DagsterDocs

Deploying Dagster to AWS #

To deploy Dagster to AWS, EC2 or ECS can host Dagit, RDS can store runs and events, and S3 can act as an IO manager.

Hosting Dagit or Dagster Daemon on EC2 or ECS #

To host Dagit or Dagster Daemon on a bare VM or in Docker on EC2 or ECS, see Running Dagster as a service.

Example #

You can find the code for this example on Github

This example demonstrates how you can use docker-compose to manage a Dagster deployment on ECS. It includes a Dagit container for loading and launching jobs, a dagster-daemon container for managing a run queue and submitting runs from schedules and sensors, a postgres container for persistent storage, and a container with user job code. The Dagster instance uses the EcsRunLauncher to launch each run in its own ECS task.

Using RDS for run and event log storage #

You can use a hosted RDS PostgreSQL database for your Dagster run/events data.
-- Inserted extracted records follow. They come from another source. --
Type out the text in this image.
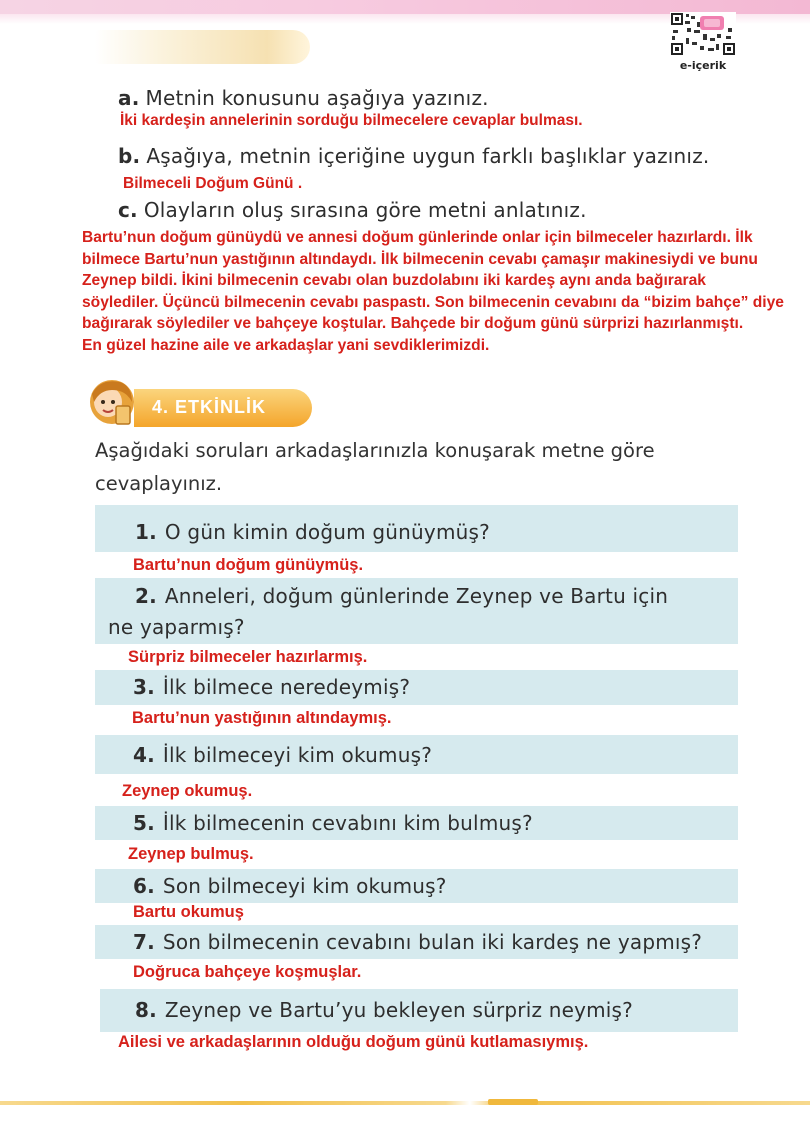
e-içerik
a. Metnin konusunu aşağıya yazınız.
İki kardeşin annelerinin sorduğu bilmecelere cevaplar bulması.
b. Aşağıya, metnin içeriğine uygun farklı başlıklar yazınız.
Bilmeceli Doğum Günü .
c. Olayların oluş sırasına göre metni anlatınız.
Bartu’nun doğum günüydü ve annesi doğum günlerinde onlar için bilmeceler hazırlardı. İlk
bilmece Bartu’nun yastığının altındaydı. İlk bilmecenin cevabı çamaşır makinesiydi ve bunu
Zeynep bildi. İkini bilmecenin cevabı olan buzdolabını iki kardeş aynı anda bağırarak
söylediler. Üçüncü bilmecenin cevabı paspastı. Son bilmecenin cevabını da “bizim bahçe” diye
bağırarak söylediler ve bahçeye koştular. Bahçede bir doğum günü sürprizi hazırlanmıştı.
En güzel hazine aile ve arkadaşlar yani sevdiklerimizdi.
4. ETKİNLİK
Aşağıdaki soruları arkadaşlarınızla konuşarak metne göre cevaplayınız.
1. O gün kimin doğum günüymüş?
Bartu’nun doğum günüymüş.
2. Anneleri, doğum günlerinde Zeynep ve Bartu için
ne yaparmış?
Sürpriz bilmeceler hazırlarmış.
3. İlk bilmece neredeymiş?
Bartu’nun yastığının altındaymış.
4. İlk bilmeceyi kim okumuş?
Zeynep okumuş.
5. İlk bilmecenin cevabını kim bulmuş?
Zeynep bulmuş.
6. Son bilmeceyi kim okumuş?
Bartu okumuş
7. Son bilmecenin cevabını bulan iki kardeş ne yapmış?
Doğruca bahçeye koşmuşlar.
8. Zeynep ve Bartu’yu bekleyen sürpriz neymiş?
Ailesi ve arkadaşlarının olduğu doğum günü kutlamasıymış.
You can do this by setting blocks in your $DAGSTER_HOME/dagster.yaml appropriately.

run_storage:
  module: dagster_postgres.run_storage
  class: PostgresRunStorage
  config:
    postgres_db:
      username: { username }
      password: { password }
      hostname: { hostname }
      db_name: { database }
      port: { port }

event_log_storage:
  module: dagster_postgres.event_log
  class: PostgresEventLogStorage
  config:
    postgres_db:
      username: { username }
      password: { password }
      hostname: { hostname }
      db_name: { db_name }
      port: { port }

schedule_storage:
  module: dagster_postgres.schedule_storage
  class: PostgresScheduleStorage
  config:
    postgres_db:
      username: { username }
      password: { password }
      hostname: { hostname }
      db_name: { db_name }
      port: { port }

In this case, you'll want to ensure you provide the right connection strings for your RDS instance, and ensure that the node or container hosting Dagit is able to connect to RDS.

Be sure that this file is present, and DAGSTER_HOME is set, on the node where Dagit is running.

Note that using RDS for run and event log storage does not require that Dagit be running in the cloud. If you are connecting a local Dagit instance to a remote RDS storage, double check that your local node is able to connect to RDS.

Using S3 for IO Management #

To enable parallel computation (e.g., with the multiprocessing or Dagster celery executors), you will need to configure persistent IO Managers -- for instance, using an S3 bucket to store data passed between ops.

You'll first need to need to use s3_pickle_io_manager as your IO Manager or customize your own persistent io managers (see example).

from dagster import Int, Out, job, op
from dagster_aws.s3.io_manager import s3_pickle_io_manager
from dagster_aws.s3.resources import s3_resource


@op(out=Out(Int))
def my_op():
    return 1


@job(
    resource_defs={
        "io_manager": s3_pickle_io_manager,
        "s3": s3_resource,
    }
)
def my_job():
    my_op()

Then, add the following YAML block in your job's config:

resources:
  io_manager:
    config:
      s3_bucket: my-cool-bucket
      s3_prefix: good/prefix-for-files-

The resource uses boto under the hood, so if you are accessing your private buckets, you will need to provide the AWS_ACCESS_KEY_ID and AWS_SECRET_ACCESS_KEY environment variables or follow one of the other boto authentication methods.

With this in place, your job runs will store data passed between ops on S3 in the location s3://<bucket>/dagster/storage/<job run id>/<op name>.compute.